Dawy
Dawy

Reputation: 946

How to use TimeZone correctly

I have following code in Swift 4 for iOS

    var dateComponents = DateComponents()
    var datetime = Date()
    dateComponents.timeZone = Calendar.current.timeZone
    dateComponents.day = Calendar.current.component(.day, from: datetime)
    dateComponents.month = Calendar.current.component(.month, from: datetime)
    dateComponents.year = Calendar.current.component(.year, from: datetime)
    dateComponents.hour = 12
    dateComponents.minute = 45 
    datetime = Calendar.current.date(from: dateComponents)!
    print(Calendar.current.timeZone)
    print(datetime)

and it produces this output:

Europe/Prague (current)

2017-12-26 11:45:00 +0000

whilst I expect

2017-12-26 12:45:00 +0000

due to timezone specified. What I have to do differently? Thanks.

Upvotes: 1

Views: 434

Answers (1)

Rob
Rob

Reputation: 437422

The 2017-12-26 11:45:00 +0000 is showing you the date in GMT/UTC/Zulu (that's what the +0000 means). Bottom line, 12:45pm on 26 Dec 2017 in Prague is 11:45 GMT.

The description property of a Date (which is what is used if you just print a Date) always returns a string shown in GMT. If you want to see it in your local timezone, you'd use a date formatter to convert a date to a string, e.g.

let formatter = DateFormatter()
formatter.dateStyle = .medium
formatter.timeStyle = .medium
print(formatter.string(from: datetime))

Bottom line, if you want to display the date in the user interface of your app (where you want to show it in their local time zone), always use a date formatter.

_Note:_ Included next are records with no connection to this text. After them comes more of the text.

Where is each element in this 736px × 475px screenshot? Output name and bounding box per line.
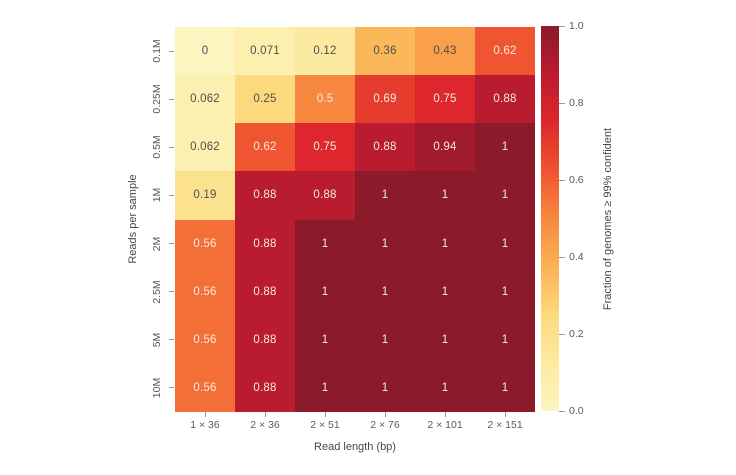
heatmap-cell: 0.5 [295,75,355,124]
heatmap-cell: 0.12 [295,27,355,76]
y-tick-mark [169,339,174,341]
heatmap-cell: 0.62 [235,123,295,172]
heatmap-cell: 0.88 [295,171,355,220]
heatmap-cell: 0.062 [175,75,235,124]
colorbar-title: Fraction of genomes ≥ 99% confident [602,127,614,311]
y-tick-mark [169,146,174,148]
x-tick-label: 2 × 151 [487,419,523,431]
heatmap-cell: 1 [415,363,475,412]
colorbar-tick-label: 0.2 [569,328,584,340]
heatmap-cell: 0.75 [415,75,475,124]
heatmap-cell: 1 [295,363,355,412]
x-tick-label: 1 × 36 [190,419,220,431]
heatmap-cell: 1 [415,171,475,220]
colorbar-tick-label: 0.8 [569,97,584,109]
x-tick-mark [204,412,206,417]
x-tick-label: 2 × 101 [427,419,463,431]
heatmap-cell: 1 [415,219,475,268]
heatmap-cell: 0.88 [475,75,535,124]
heatmap-cell: 0.25 [235,75,295,124]
heatmap-cell: 0.88 [235,171,295,220]
colorbar-tick-label: 0.6 [569,174,584,186]
heatmap-cell: 1 [355,315,415,364]
heatmap-cell: 0.75 [295,123,355,172]
heatmap-cell: 1 [475,267,535,316]
heatmap-cell: 1 [475,219,535,268]
y-tick-label: 1M [151,188,163,203]
heatmap-cell: 0.062 [175,123,235,172]
colorbar-tick-label: 0.0 [569,405,584,417]
heatmap-cell: 0.56 [175,363,235,412]
y-tick-label: 0.25M [151,84,163,114]
heatmap-cell: 1 [415,267,475,316]
heatmap-cell: 0.56 [175,219,235,268]
heatmap-cell: 1 [415,315,475,364]
heatmap-cell: 1 [475,171,535,220]
colorbar-gradient [541,26,559,411]
heatmap-cell: 1 [355,219,415,268]
heatmap-cell: 0.56 [175,315,235,364]
y-tick-mark [169,50,174,52]
x-tick-mark [504,412,506,417]
x-tick-label: 2 × 76 [370,419,400,431]
colorbar-tick-label: 1.0 [569,20,584,32]
y-tick-mark [169,194,174,196]
heatmap-cell: 0.56 [175,267,235,316]
heatmap-cell: 1 [355,171,415,220]
heatmap-cell: 0 [175,27,235,76]
y-tick-label: 2.5M [151,280,163,304]
heatmap-cell: 0.071 [235,27,295,76]
colorbar-tick-mark [559,179,565,181]
y-tick-mark [169,291,174,293]
heatmap-cell: 0.69 [355,75,415,124]
heatmap-cell: 1 [475,123,535,172]
y-axis-title: Reads per sample [127,174,139,264]
y-tick-label: 2M [151,236,163,251]
colorbar-tick-label: 0.4 [569,251,584,263]
x-tick-label: 2 × 51 [310,419,340,431]
heatmap-cell: 1 [475,315,535,364]
colorbar-tick-mark [559,256,565,258]
heatmap-cell: 0.88 [235,219,295,268]
heatmap-cell: 1 [295,219,355,268]
y-tick-label: 10M [151,377,163,399]
x-tick-mark [264,412,266,417]
heatmap-grid: 0 0.071 0.12 0.36 0.43 0.62 0.062 0.25 0.5 0.69 0.… [175,27,535,412]
heatmap-cell: 0.88 [235,267,295,316]
x-tick-mark [384,412,386,417]
colorbar-tick-mark [559,333,565,335]
heatmap-cell: 0.62 [475,27,535,76]
y-tick-label: 5M [151,332,163,348]
y-tick-mark [169,387,174,389]
colorbar-tick-mark [559,410,565,412]
y-tick-label: 0.1M [151,39,163,63]
x-tick-label: 2 × 36 [250,419,280,431]
heatmap-cell: 1 [355,267,415,316]
x-tick-mark [324,412,326,417]
heatmap-cell: 0.43 [415,27,475,76]
heatmap-cell: 1 [295,315,355,364]
heatmap-cell: 0.88 [235,315,295,364]
y-tick-mark [169,98,174,100]
heatmap-cell: 0.19 [175,171,235,220]
heatmap-cell: 1 [295,267,355,316]
heatmap-cell: 1 [475,363,535,412]
y-tick-label: 0.5M [151,135,163,159]
heatmap-cell: 0.36 [355,27,415,76]
heatmap-cell: 0.88 [235,363,295,412]
heatmap-cell: 0.88 [355,123,415,172]
colorbar-tick-mark [559,25,565,27]
x-axis-title: Read length (bp) [314,441,396,453]
colorbar-tick-mark [559,102,565,104]
heatmap-cell: 1 [355,363,415,412]
y-tick-mark [169,243,174,245]
heatmap-cell: 0.94 [415,123,475,172]
x-tick-mark [444,412,446,417]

Like DateComponents, the time zone of DateFormatter defaults to the current time zone.

Note, I avoided using dateFormat property of the DateFormatter because whenever showing a date string in an app UI, you want to use a localized string (the date shown in a format preferred by the end user, as specified in the Settings app). The easiest way to achieve this is use dateStyle and timeStyle as shown above.